Le MJSAC rouvre l’école l’Espoir Michael Sylvestre

La ministre de la Jeunesse des Sports et de l’Action civique, Raymonde Rival, a procédé, le mardi 11 janvier 2022, au Centre polyvalent de formation de Croix-des-Bouquets, à la réouverture de l’école l’Espoir Michaël Sylvestre après quelque deux années d’inactivité. À cette occasion, une nouvelle cohorte d’étudiants a fait son entrée à ce centre d’enseignement technique et professionnel.

Publié le 2022-01-13 | lenouvelliste.com

L’école l’Espoir Michaël Sylvestre à Croix-des-Bouquets est rouverte. Pour rehausser l’éclat de cette relance des activités scolaires, la quatrième promotion de ce centre d’enseignement supérieur a fait son entrée. Procédant à la réouverture de ladite école, la ministre de la Jeunesse, Raymonde Rival, a souligné que c’est avec honneur qu’elle accueillait cette promotion car, a-t-elle poursuivi, la formation professionnelle constitue à ses yeux un devoir parmi les priorités du ministère à l’endroit de la jeunesse. « Une prise en charge par une formation adaptée nous permettra de réduire la délinquance et l’oisiveté en les orientant vers le marché du travail », a rappelé la ministre.

Pour elle, il s’agit aussi d’une fierté parce que peu d’institutions comme le ministère ont la mission d’adresser le problème de l’insertion des jeunes. À cette occasion, Raymonde Rival n’a pas caché sa joie : « Je suis heureuse que l’école rouvre ses portes aujourd’hui après presque 2 ans d’inactivité. » Aussi, la ministre de la Jeunesse, des Sports et de l’Action civique en a profité pour faire remarquer les besoins en formation professionnelle, dans le souci d’insérer les jeunes de l’arrondissement de Croix-des-Bouquets.

L’école l’Espoir Michaël Sylvestre, a souligné la ministre, a été créé en 2011, suite à des réflexions sur l’insertion socioprofessionnelle des jeunes. Ce projet avait bénéficié de l’appui de la fondation Michaël Sylvestre pour l’espoir. La Fondation avait pris en charge la construction du bâtiment et l’État haïtien s’était occupé du mobilier, du personnel enseignant, des outils et accessoires, ainsi que les frais de fonctionnement. Entre 2011 à 2020, seules trois promotions se sont succédé.

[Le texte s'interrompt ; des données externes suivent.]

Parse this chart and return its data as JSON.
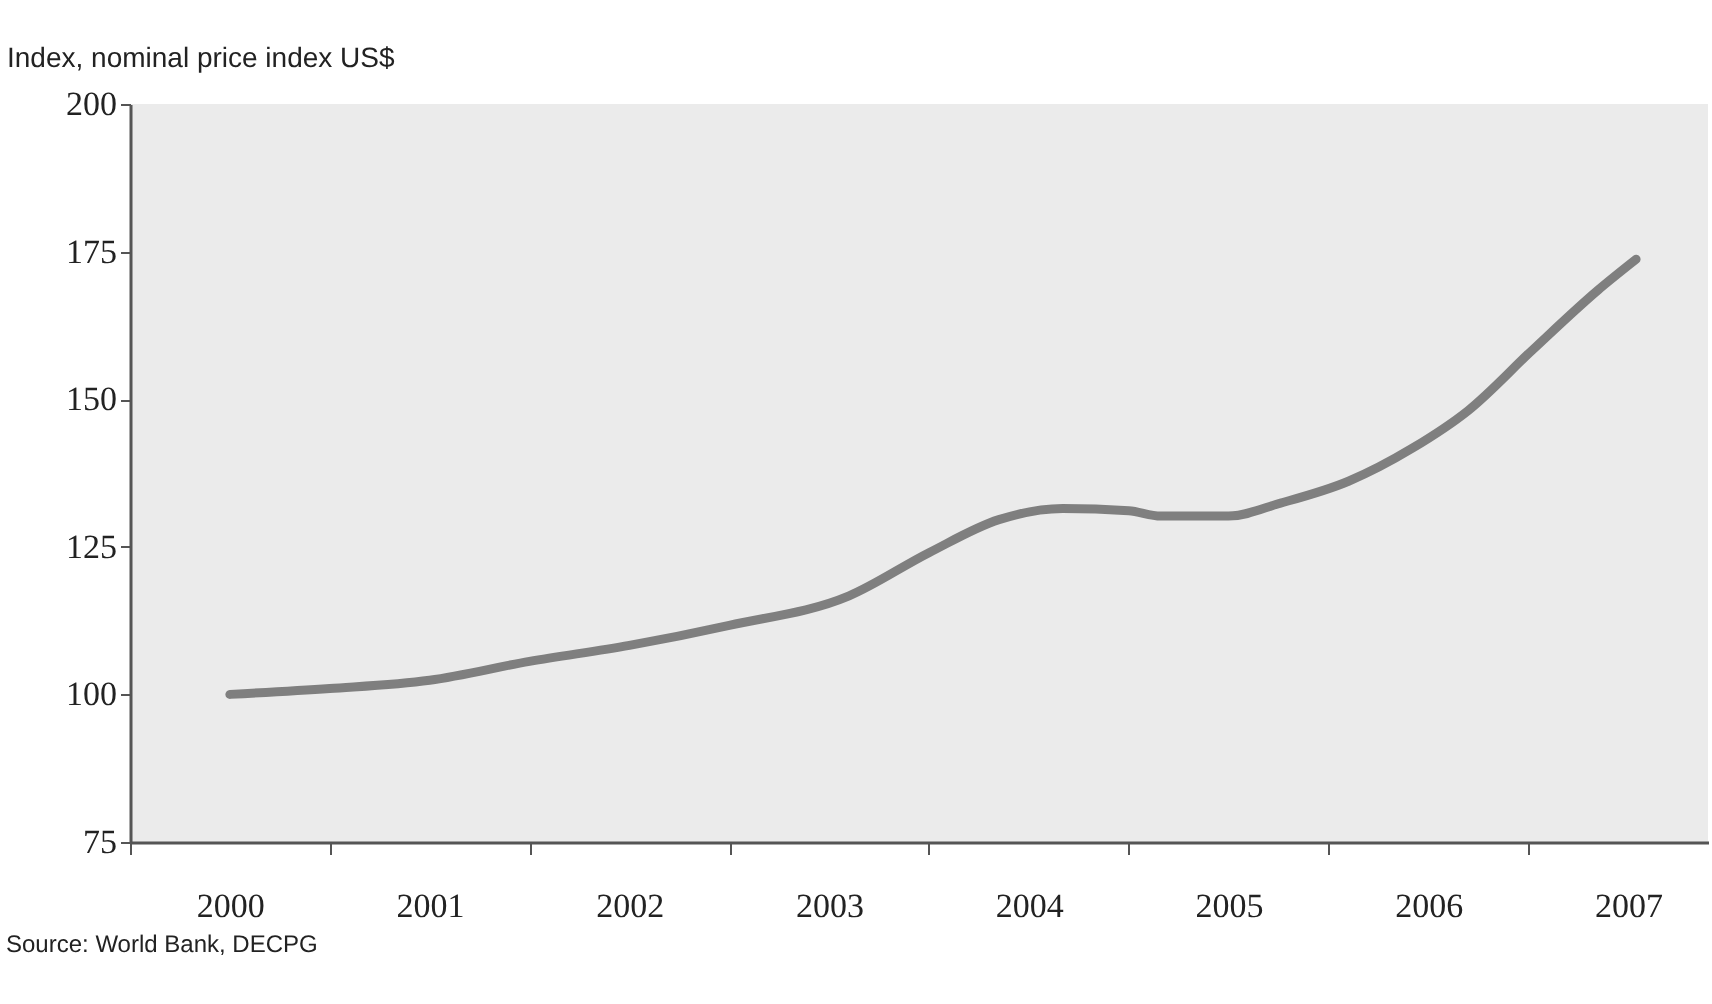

Selon le directeur de l’école, Ronald Gilmus, ces jeunes constituant la quatrième promotion de l’école l’Espoir Michaël Sylvestre, sont le résultat concret des sacrifices consentis par le staff dudit ministère… Pour lui, cette école est un espace où l’apprenant doit devenir un technicien capable d’intégrer le marché du travail. Il a souligné que les apprenants sont formés en quatre disciplines : mécanique-auto, charpenterie, maçonnerie, informatique.

Adoptant une approche par compétences, Ronald Gilmus a indiqué que l’école applique 30% de théorie et 70% de pratique. De plus, cette école permet aux jeunes de Croix-des-Bouquets de se former gratuitement dans les filières précitées.

« Un diplômé de cette école est avant tout un professionnel des métiers manuels. C’est aussi un entrepreneur parce qu’il y a un cours de montage de projet », a-t-il souligné. La formation à l’école l’Espoir Michaël Sylvestre dure entre six mois à un an. Elle est sanctionnée par un Certificat d’aptitude professionnelle (CAP) délivré par l’Institut national de la Formation professionnelle (INFP).

Félicitant la ministre pour sa contribution dans l’accompagnement de la jeunesse par l’ouverture de cette école, Ronald Gilmus estime que le ministère, à travers cette école, réitère l’engagement pris au bénéfice de la jeunesse haïtienne, en vue de travailler à son insertion socio-économique par la formation professionnelle. De son point de vue, c’est aussi une contribution à la réduction du taux de chômage dans le pays.

En outre, le directeur du centre a prodigué ses conseils aux nouveaux étudiants : « Vous allez rencontrer beaucoup d’embuches sur vos chemins, je vous exhorte en conséquence à utiliser le savoir-faire que vous allez acquérir avec beaucoup de professionnalisme pour faire preuve de discipline dans vos domaines respectifs ». En retour, les jeunes n’ont de cesse d’exprimer leur satisfaction de pouvoir intégrer cette école, en vue de leur insertion socio-économique.